Lack of accountability and oversight
It is worth noting that the government did not declare a state of emergency even though coronavirus was declared by the World Health Organisation (WHO) as a global public health emergency. However, the legal regime on state of emergency in terms of articles 189(1) and 101(e) of the Transitional Constitution, 2011 (as amended) grants powers to the President to declare states of emergency only ‘upon occurrence of an imminent danger, whether it is war, invasion, blockade, natural disaster or epidemics…’ and to cause such to be ‘submitted to the national legislature within 15 days.’ Owing to the far-reaching impact of the measures on peacebuilding and constitutionalism, one can argue that the national legislature should have been called upon to debate and approve measures to fight COVID-19. The role of the national legislature cannot be downplayed even in emergency as trust building and allowing check and balance to operate even in times of pandemic is a critical democratic safety valve. The constitutional command that the national legislative be consulted whenever public emergency is triggered is to ensure that requisite oversight on measures impacting on fundamental rights and constitutionalism is performed. There are critical voices already warning that the rule by decrees is thwarting any efforts to building a democratic governance in South Sudan.

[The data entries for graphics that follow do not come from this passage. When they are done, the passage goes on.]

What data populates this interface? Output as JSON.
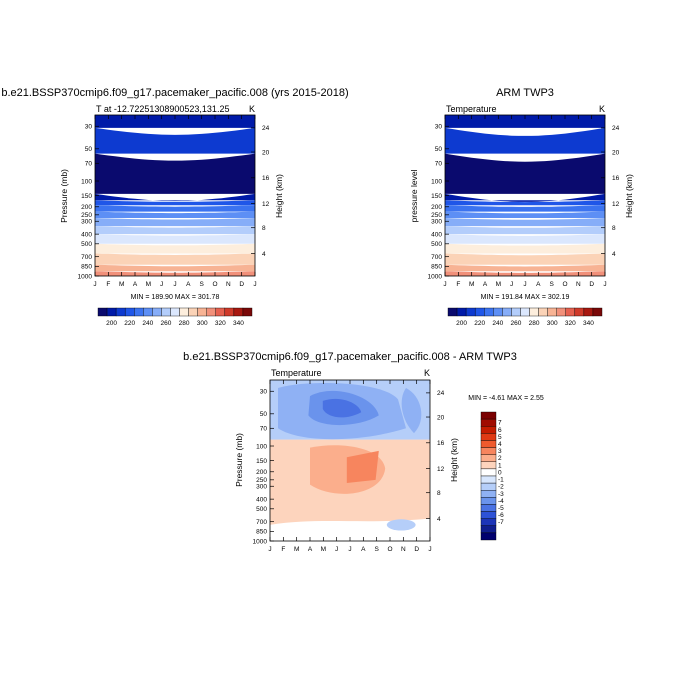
{
  "chart_data": [
    {
      "type": "heatmap",
      "title": "b.e21.BSSP370cmip6.f09_g17.pacemaker_pacific.008 (yrs 2015-2018)",
      "subtitle_left": "T at -12.72251308900523,131.25",
      "subtitle_right": "K",
      "x_ticklabels": [
        "J",
        "F",
        "M",
        "A",
        "M",
        "J",
        "J",
        "A",
        "S",
        "O",
        "N",
        "D",
        "J"
      ],
      "ylabel": "Pressure (mb)",
      "y_ticklabels": [
        "30",
        "50",
        "70",
        "100",
        "150",
        "200",
        "250",
        "300",
        "400",
        "500",
        "700",
        "850",
        "1000"
      ],
      "y2label": "Height (km)",
      "y2_ticklabels": [
        "24",
        "20",
        "16",
        "12",
        "8",
        "4"
      ],
      "minmax": "MIN = 189.90 MAX = 301.78",
      "colorbar_ticklabels": [
        "200",
        "220",
        "240",
        "260",
        "280",
        "300",
        "320",
        "340"
      ]
    },
    {
      "type": "heatmap",
      "title": "ARM TWP3",
      "subtitle_left": "Temperature",
      "subtitle_right": "K",
      "x_ticklabels": [
        "J",
        "F",
        "M",
        "A",
        "M",
        "J",
        "J",
        "A",
        "S",
        "O",
        "N",
        "D",
        "J"
      ],
      "ylabel": "pressure level",
      "y_ticklabels": [
        "30",
        "50",
        "70",
        "100",
        "150",
        "200",
        "250",
        "300",
        "400",
        "500",
        "700",
        "850",
        "1000"
      ],
      "y2label": "Height (km)",
      "y2_ticklabels": [
        "24",
        "20",
        "16",
        "12",
        "8",
        "4"
      ],
      "minmax": "MIN = 191.84 MAX = 302.19",
      "colorbar_ticklabels": [
        "200",
        "220",
        "240",
        "260",
        "280",
        "300",
        "320",
        "340"
      ]
    },
    {
      "type": "heatmap",
      "title": "b.e21.BSSP370cmip6.f09_g17.pacemaker_pacific.008 - ARM TWP3",
      "subtitle_left": "Temperature",
      "subtitle_right": "K",
      "x_ticklabels": [
        "J",
        "F",
        "M",
        "A",
        "M",
        "J",
        "J",
        "A",
        "S",
        "O",
        "N",
        "D",
        "J"
      ],
      "ylabel": "Pressure (mb)",
      "y_ticklabels": [
        "30",
        "50",
        "70",
        "100",
        "150",
        "200",
        "250",
        "300",
        "400",
        "500",
        "700",
        "850",
        "1000"
      ],
      "y2label": "Height (km)",
      "y2_ticklabels": [
        "24",
        "20",
        "16",
        "12",
        "8",
        "4"
      ],
      "minmax": "MIN =  -4.61 MAX =   2.55",
      "colorbar_ticklabels": [
        "7",
        "6",
        "5",
        "4",
        "3",
        "2",
        "1",
        "0",
        "-1",
        "-2",
        "-3",
        "-4",
        "-5",
        "-6",
        "-7"
      ]
    }
  ],
  "colors": {
    "temp_scale": [
      "#0a0a6e",
      "#001aa8",
      "#0d3ad0",
      "#1f56e8",
      "#3b73f0",
      "#5d8ff5",
      "#86adf8",
      "#b3cdfb",
      "#dbe7fd",
      "#fdeedd",
      "#fbd3b7",
      "#f7b394",
      "#f1907a",
      "#e5604f",
      "#cf3a2a",
      "#a81810",
      "#7a0808"
    ],
    "diff_scale": [
      "#7a0000",
      "#a00b00",
      "#c41c00",
      "#e03a14",
      "#ef5a2e",
      "#f7855e",
      "#fbae8c",
      "#fdd4bd",
      "#ffffff",
      "#d7e6fd",
      "#b5cef9",
      "#8fb1f4",
      "#6a93ec",
      "#4a72e3",
      "#2e52d6",
      "#1c34b8",
      "#0f1d8e",
      "#00006e"
    ]
  }
}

Intersection with COVID-19, constitutionalism and peacebuilding
Prior to COVID-19, South Sudan was immersed in deadly communal violence worsened by power vacuum in states as Riek and Kiir remain opposed to the division of power in states per R-ARCSS. This is in spite of the fact that the R-ARCSS attempted to silence the guns and led to the appointment of the executive members (vice presidents and ministers) of the revitalised government of national unity. News of reaching consensus are not in sight given the confirmation that two of the vice presidents Riek Machar, leader of main opposition, and Hussein Abdalbaggi one of the five vices including more than half of the ministers are infected.
With almost the entire government infected, constrained or in isolation, critical decisions are left to the undersecretaries and technocrats further dashing hopes that peace partners could break deadlock and form state government as soon as possible. Furthermore, the Principals are not meeting as Riek is taken ill by COVID-19 and the President is reportedly considering to self-isolate further away in Luri, a suburb about 10 kilo meters west of Juba. COVID-19 is therefore a real risk to the prospect of peace and constitutionalism.
This contribution has shown that COVID-19 could be the last nail in the failing peace deal and weak constitutionalism where decisions of public importance are taken without oversight by the national legislature, human rights institution or courts. To save peace and build on reforms contemplated under the R-ARCSS, the Principals must engage regularly to end deadlock on states to ensure no vacuum at local level. When state governments are appointed, they must adopt COVID-19 measures that are contextualised to their needs and realities and above all, with necessary oversight function from state legislature, in making decisions to fight COVID-19 in the states.